Here is how EAM can help you with comply with the 2009 and 2012 IECC code:
- A REScheck® calculation and report using a computer program to determine the overall energy efficiency of the home. It uses calculations based on the different components that affect the energy efficiency of a particular home. They include insulation values in walls, ceiling, floors and slabs as well as windows, doors and skylights. The program also considers the area or climate in which the home is going to be built. EAM can provide you with a REScheck to assist in determining energy code compliance for one & two family residential buildings and multi-family residential buildings 3 stories or less.
- A COMcheck – Plus™ calculation and report to demonstrate compliance with your local commercial building energy code using whole-building performance methods. EAM’s Technical Services Team works within jurisdictions with energy codes based on ASHRAE/IES Standard 90.1, International Energy Conservation Codes, and many state developed energy codes.
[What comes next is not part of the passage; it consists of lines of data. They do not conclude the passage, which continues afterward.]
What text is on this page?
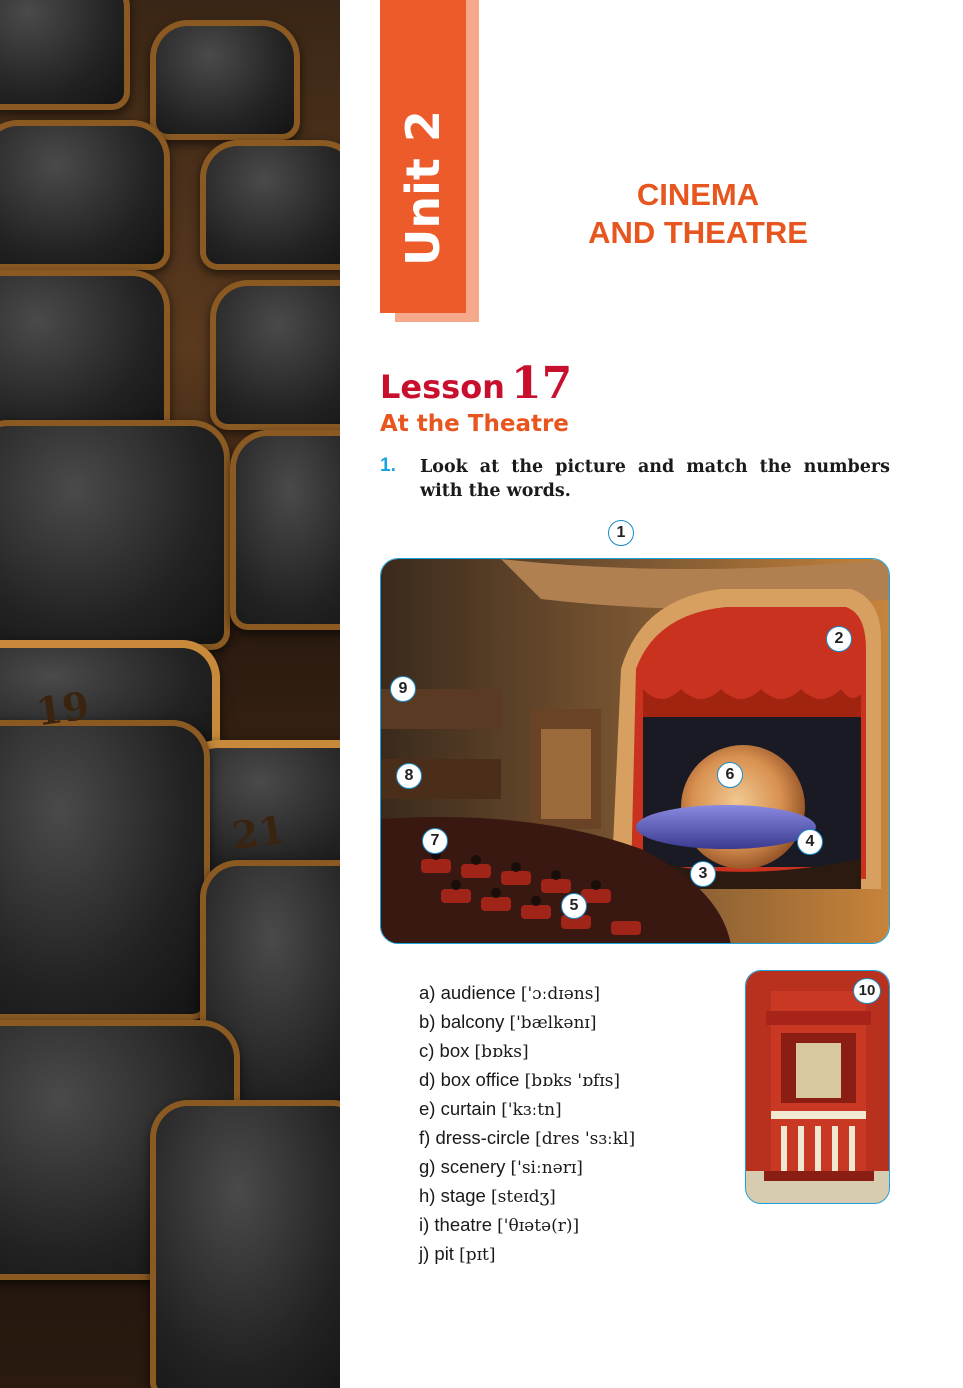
19
21
Unit 2	CINEMA
AND THEATRE
Lesson 17
At the Theatre
1. Look at the picture and match the numbers with the words.
1
2
3
4
5
6
7
8
9
a) audience ['ɔːdɪəns]
b) balcony ['bælkənɪ]
c) box [bɒks]
d) box office [bɒks 'ɒfɪs]
e) curtain ['kɜːtn]
f) dress-circle [dres 'sɜːkl]
g) scenery ['siːnərɪ]
h) stage [steɪdʒ]
i) theatre ['θɪətə(r)]
j) pit [pɪt]
10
- 2009 Energy Code Compliance including Blower Door and Duct Blaster testing. In New Jersey any home permitted after January 1st, 2013 will be required to have a duct blaster test. You must be preparing for this test from beginning of construction to ensure that you will pass at final. Additionally some municipalities have already begun to require a blower door shell leakage test be done at final inspection.
Current Leakage Requirements
|Total Leakage at Rough-in (no air handler installed)||≤ 4 CFM/100ft² CFA|
|Total Leakage at Rough-in (air handler installed)||≤ 6 CFM/100ft² CFA|
|Total Leakage Post-Construction||≤ 12 CFM/100ft² CFA|
|Total Leakage to Outdoors Post-Construction||≤ 8 CFM/100ft² CFA|
- Pressurized Duct Leakage Testing can be performed at rough or final phase of construction. We will perform a smoke test on the duct system and give you a full leakage diagnosis.
- Building Envelope Tightness and Insulation Installation visual inspections. EAM will visually inspect the home for required air sealing, air barriers, as well as R and U values of the insulation and fenestration components.
- Section 405 Simulated Performance Alternative Modeling Compliance Energy compliance of a residence is projected through the use of a computer model that shows the annual energy cost of the proposed design less than or equal to the annual energy cost of the standard reference design.